Setelah 21 tahun menikah, saya tiba-tiba
menemukan cara baru dalam menyalakan api cinta kami. Beberapa waktu
lalu istri saya usul agar saya berkencan dengan seorang perempuan lain,
besok malam.
“Kamu akan mencintainya,” kata istri saya.
“Apa-apaan sih,” protes saya. “Mengapa kamu tidak ikut?”
“Itu acaramu berdua dengan dia,” jawab istri saya,
Perempuan yang dimaksudnya adalah ibu saya yang telah menjanda
selama 19 tahun. Saya jarang menemuinya karena kesibukan kerja dan
mengurus ketiga anak kami. Malam itu, saya telepon ibu, mengajaknya
makan malam dan nonton film berdua saja.
“Ada apa dengan istrimu?” tanya ibu dari
ujung telepon. Ibu saya adalah tipe orang yang selalu curiga kalau
menerima telepon tengah malam atau undangan yang datang tiba-tiba.
Baginya, itu pasti akan membawa berita buruk.
“Saya pikir pasti akan menyenangkan kalau kita sekali-kali ke luar berdua saja,” jawab saya.
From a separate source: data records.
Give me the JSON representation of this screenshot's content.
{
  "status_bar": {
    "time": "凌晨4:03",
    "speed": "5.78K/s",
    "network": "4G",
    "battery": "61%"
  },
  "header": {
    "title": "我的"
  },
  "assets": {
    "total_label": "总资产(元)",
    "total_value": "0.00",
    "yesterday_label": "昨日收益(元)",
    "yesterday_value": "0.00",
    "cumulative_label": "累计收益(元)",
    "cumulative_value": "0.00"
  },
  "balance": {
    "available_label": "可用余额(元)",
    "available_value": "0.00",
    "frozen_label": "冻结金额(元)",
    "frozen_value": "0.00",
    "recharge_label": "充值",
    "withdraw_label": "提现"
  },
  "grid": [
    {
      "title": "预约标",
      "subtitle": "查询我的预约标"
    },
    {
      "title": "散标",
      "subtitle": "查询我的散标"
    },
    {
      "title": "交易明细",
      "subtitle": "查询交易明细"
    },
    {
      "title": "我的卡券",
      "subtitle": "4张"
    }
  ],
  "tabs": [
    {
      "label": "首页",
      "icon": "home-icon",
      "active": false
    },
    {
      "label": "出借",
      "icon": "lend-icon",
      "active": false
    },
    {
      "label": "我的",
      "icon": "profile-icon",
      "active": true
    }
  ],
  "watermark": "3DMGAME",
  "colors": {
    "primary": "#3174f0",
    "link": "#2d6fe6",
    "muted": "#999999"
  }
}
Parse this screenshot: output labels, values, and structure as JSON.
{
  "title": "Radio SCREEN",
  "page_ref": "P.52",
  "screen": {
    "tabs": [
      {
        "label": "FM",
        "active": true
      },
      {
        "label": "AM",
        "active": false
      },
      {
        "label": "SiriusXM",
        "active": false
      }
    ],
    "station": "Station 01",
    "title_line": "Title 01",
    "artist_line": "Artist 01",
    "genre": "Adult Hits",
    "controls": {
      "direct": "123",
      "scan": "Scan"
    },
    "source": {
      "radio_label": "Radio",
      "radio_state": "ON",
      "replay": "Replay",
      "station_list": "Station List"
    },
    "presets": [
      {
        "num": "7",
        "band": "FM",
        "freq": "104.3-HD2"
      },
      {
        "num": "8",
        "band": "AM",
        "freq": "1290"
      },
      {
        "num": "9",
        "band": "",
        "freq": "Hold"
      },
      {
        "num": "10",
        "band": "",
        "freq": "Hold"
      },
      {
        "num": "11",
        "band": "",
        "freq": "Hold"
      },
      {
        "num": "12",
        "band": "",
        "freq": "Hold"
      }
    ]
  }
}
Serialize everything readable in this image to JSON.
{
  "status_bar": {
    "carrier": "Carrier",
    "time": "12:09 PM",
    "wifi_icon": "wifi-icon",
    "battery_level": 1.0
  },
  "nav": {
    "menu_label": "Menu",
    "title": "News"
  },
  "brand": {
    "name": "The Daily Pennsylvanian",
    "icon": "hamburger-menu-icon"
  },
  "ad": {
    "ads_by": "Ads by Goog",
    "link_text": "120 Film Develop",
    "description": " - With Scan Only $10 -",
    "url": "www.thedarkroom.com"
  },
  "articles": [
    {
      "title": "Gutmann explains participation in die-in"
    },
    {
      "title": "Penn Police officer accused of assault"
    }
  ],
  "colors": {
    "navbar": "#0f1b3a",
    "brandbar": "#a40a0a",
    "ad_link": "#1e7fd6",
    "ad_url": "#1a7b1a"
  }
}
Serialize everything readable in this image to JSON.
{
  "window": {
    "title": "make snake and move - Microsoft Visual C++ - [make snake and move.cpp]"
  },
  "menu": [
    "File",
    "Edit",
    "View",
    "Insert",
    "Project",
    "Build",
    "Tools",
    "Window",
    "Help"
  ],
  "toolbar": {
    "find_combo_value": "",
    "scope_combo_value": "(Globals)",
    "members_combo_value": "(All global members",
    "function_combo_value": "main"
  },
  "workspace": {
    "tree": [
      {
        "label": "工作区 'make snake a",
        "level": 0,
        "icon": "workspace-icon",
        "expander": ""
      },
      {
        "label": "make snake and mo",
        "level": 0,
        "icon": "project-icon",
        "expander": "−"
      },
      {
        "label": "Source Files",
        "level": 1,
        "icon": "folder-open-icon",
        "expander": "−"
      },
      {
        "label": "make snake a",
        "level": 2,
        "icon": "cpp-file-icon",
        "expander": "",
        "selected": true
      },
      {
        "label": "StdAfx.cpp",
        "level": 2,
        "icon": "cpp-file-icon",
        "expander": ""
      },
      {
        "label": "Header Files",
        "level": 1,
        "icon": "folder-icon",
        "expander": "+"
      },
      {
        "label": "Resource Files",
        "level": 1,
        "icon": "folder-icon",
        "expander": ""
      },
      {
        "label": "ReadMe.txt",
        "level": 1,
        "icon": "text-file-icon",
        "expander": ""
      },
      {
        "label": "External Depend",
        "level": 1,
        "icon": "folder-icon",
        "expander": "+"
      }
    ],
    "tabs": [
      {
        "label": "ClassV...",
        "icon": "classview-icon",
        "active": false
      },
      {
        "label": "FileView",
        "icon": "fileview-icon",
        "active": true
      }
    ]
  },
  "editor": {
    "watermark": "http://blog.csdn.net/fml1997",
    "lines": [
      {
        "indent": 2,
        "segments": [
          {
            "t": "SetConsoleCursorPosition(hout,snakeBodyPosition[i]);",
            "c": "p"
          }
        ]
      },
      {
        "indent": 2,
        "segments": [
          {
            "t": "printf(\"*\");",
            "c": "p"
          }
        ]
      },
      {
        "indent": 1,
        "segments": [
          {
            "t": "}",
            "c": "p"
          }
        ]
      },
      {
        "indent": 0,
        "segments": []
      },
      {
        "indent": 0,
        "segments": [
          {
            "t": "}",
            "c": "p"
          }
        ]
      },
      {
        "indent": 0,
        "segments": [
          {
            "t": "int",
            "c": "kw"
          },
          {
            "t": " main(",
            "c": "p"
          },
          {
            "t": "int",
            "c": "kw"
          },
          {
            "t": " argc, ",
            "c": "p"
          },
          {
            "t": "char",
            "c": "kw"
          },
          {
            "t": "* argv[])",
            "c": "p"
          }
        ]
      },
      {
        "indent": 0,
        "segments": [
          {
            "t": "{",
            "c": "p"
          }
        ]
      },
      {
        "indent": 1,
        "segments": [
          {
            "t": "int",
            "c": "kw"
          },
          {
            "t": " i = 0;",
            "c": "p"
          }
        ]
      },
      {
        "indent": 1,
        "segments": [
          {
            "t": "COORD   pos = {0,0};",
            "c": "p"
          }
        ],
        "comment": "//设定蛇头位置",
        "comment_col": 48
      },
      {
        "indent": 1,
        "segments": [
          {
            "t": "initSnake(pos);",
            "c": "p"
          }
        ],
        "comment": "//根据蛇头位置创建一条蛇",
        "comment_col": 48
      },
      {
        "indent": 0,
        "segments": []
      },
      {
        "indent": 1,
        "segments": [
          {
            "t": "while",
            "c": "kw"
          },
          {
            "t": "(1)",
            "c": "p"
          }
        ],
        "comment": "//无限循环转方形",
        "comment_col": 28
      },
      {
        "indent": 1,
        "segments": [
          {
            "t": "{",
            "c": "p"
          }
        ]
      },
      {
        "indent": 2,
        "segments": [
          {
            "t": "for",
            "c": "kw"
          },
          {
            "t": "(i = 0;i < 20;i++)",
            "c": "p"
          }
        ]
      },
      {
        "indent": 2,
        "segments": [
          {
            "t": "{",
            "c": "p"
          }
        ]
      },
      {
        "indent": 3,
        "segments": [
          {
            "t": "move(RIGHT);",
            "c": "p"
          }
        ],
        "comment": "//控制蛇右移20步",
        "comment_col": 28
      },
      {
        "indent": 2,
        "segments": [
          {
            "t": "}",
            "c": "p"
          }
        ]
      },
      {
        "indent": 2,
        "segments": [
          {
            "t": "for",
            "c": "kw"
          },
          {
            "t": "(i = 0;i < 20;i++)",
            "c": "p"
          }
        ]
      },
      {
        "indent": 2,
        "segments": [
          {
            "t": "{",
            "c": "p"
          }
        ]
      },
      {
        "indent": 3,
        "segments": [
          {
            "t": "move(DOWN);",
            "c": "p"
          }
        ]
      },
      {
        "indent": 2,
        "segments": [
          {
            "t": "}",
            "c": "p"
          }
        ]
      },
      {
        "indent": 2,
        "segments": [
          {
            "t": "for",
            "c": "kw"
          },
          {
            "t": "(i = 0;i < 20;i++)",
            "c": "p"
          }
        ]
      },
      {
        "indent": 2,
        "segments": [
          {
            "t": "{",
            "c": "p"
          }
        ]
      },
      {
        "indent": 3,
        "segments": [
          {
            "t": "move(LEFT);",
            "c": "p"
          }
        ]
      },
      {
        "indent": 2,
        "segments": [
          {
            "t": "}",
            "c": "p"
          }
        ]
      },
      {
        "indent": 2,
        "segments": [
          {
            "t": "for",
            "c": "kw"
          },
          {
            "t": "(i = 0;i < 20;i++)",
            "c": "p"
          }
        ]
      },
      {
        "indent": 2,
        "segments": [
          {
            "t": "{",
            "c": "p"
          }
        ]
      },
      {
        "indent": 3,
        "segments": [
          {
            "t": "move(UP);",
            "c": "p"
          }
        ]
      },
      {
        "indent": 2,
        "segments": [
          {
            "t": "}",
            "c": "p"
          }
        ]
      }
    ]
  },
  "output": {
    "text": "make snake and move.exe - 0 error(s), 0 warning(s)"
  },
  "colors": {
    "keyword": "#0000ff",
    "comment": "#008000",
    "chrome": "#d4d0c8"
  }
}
“Ibu mau sekali,” jawabnya setelah terdiam beberapa lama.
Aha, dia masih curiga. “Besok malam sepulang kantor, saya ke rumah ibu,” jawab saya.
Dia terlihat agak grogi, tapi berdandan
resmi sekali. Ibu jelas telah menata rambutnya di salon dan dia memakai
gaunnya yang terbaik.
Gaun yang dipakai pada pesta ulang tahun
perkawinan terakhir ketika ayah masih hidup. Ibu menyambut saya dengan
senyum lebar. “Ibu bilang ke kawan-kawan tentang rencana kita ini.
Mereka semua kaget dan merasa ikut senang seperti ibu sekarang,” kata
ibu seraya masuk mobil. “Mereka bilang besok pagi ingin tahu ceritanya.”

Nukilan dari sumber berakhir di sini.